Under pressure from President George W. Bush and other top federal officials, the mayor Monday suspended the reopening of large portions of the city over the next few days because of the risk of a new round of flooding from a tropical storm.
The decision came after repeated warnings from top federal officials -and the president himself - that the city was unsafe. The mayor reversed course even as residents began trickling back to the first neighbourhood opened as part of Nagin's plan, the scarcely damaged Algiers section.
Nagin had harsh words for the federal government's top official in the city, Coast Guard Vice Adm. Thad Allen, who said "stepped outside his lane by talking directly to the citizens of New Orleans," according to Guardian Unlimited.
He said he had strategically selected zip codes that had suffered little or no flooding.
The mayor said he had wanted to reopen some of the city's signature neighbourhoods over the coming week in order to reassure the people of New Orleans that "there was a city to come back to."
But "now we have conditions that have changed. We have another hurricane that is approaching us," he said. He warned that the city's pumping system was not yet running at full capacity and that its levee system was still in a "very weak position."
Louisiana Gov.
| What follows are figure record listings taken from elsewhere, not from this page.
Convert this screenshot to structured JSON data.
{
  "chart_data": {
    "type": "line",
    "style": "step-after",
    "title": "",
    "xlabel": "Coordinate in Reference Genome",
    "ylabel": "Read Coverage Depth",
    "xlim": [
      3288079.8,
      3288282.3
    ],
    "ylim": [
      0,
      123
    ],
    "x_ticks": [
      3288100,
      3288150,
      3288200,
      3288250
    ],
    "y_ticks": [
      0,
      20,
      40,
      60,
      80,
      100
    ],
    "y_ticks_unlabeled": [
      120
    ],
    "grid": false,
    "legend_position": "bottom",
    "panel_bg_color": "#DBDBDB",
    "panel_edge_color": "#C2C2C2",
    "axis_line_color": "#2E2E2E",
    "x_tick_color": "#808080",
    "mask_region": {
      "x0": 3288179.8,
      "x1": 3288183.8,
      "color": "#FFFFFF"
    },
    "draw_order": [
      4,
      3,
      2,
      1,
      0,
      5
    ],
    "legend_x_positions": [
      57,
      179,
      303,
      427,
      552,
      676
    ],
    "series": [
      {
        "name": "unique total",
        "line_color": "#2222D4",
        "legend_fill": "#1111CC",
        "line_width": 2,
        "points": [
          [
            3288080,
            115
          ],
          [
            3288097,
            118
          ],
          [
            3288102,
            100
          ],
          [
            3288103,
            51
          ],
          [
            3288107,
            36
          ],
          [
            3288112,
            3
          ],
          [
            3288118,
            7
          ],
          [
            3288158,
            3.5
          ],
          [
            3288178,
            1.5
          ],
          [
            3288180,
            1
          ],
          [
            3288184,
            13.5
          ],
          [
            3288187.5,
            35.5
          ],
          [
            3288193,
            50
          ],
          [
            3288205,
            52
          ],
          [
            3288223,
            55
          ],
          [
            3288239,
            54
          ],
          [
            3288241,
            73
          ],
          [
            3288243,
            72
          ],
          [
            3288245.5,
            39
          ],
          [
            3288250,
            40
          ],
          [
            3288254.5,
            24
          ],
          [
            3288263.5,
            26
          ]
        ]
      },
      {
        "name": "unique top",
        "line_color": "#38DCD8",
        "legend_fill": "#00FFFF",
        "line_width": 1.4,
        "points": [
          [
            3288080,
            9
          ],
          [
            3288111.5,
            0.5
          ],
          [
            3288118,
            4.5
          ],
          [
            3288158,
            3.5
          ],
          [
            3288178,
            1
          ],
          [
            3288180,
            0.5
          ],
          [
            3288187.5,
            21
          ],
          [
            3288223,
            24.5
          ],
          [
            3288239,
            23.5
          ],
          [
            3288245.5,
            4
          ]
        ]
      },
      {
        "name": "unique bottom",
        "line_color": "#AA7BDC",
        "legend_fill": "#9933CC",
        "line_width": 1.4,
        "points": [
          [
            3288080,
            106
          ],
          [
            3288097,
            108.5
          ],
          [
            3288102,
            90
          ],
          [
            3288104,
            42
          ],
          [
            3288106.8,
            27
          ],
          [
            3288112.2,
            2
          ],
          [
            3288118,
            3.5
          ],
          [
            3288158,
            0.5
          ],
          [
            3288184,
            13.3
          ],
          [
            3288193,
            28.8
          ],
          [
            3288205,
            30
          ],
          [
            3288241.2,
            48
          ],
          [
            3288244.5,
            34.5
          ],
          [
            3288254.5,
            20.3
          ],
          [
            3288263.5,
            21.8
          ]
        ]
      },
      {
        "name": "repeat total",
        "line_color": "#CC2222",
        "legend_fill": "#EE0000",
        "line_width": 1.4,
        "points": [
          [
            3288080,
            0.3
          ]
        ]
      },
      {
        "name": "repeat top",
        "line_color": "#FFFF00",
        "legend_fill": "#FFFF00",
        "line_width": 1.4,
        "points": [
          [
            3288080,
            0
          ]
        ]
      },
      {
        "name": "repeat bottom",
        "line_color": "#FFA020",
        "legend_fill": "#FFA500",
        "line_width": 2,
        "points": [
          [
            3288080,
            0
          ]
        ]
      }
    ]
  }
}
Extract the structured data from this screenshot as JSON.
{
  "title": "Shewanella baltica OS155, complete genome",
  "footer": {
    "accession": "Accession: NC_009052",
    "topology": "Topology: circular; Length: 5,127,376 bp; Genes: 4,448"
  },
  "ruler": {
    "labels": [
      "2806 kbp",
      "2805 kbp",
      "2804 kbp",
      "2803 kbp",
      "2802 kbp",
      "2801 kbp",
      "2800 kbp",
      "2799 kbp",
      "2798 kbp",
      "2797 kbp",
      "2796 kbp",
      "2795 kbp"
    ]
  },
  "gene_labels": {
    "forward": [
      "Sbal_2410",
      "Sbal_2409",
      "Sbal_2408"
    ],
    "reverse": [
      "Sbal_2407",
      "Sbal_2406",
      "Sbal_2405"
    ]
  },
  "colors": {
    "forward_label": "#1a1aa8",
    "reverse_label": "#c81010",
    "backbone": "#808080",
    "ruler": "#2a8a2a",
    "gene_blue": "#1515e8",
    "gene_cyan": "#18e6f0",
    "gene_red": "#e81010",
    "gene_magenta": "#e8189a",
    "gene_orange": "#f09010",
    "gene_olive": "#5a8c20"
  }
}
Kathleen Blanco, in a televised address Monday, urged residents of coastal southwest Louisiana to make preparations to leave.
Tropical storm Rita was headed toward the Florida Keys and was expected to become a hurricane, cross the Gulf of Mexico and reach Texas or Mexico by the weekend. But forecasters said it could also veer in Louisiana's direction.
The death toll in Louisiana spiked by 90 to 736 on Monday, as receding floodwaters allowed search and recovery crews to accelerate their probes into the city's decimated neighborhoods. The toll across the Gulf Coast was 973.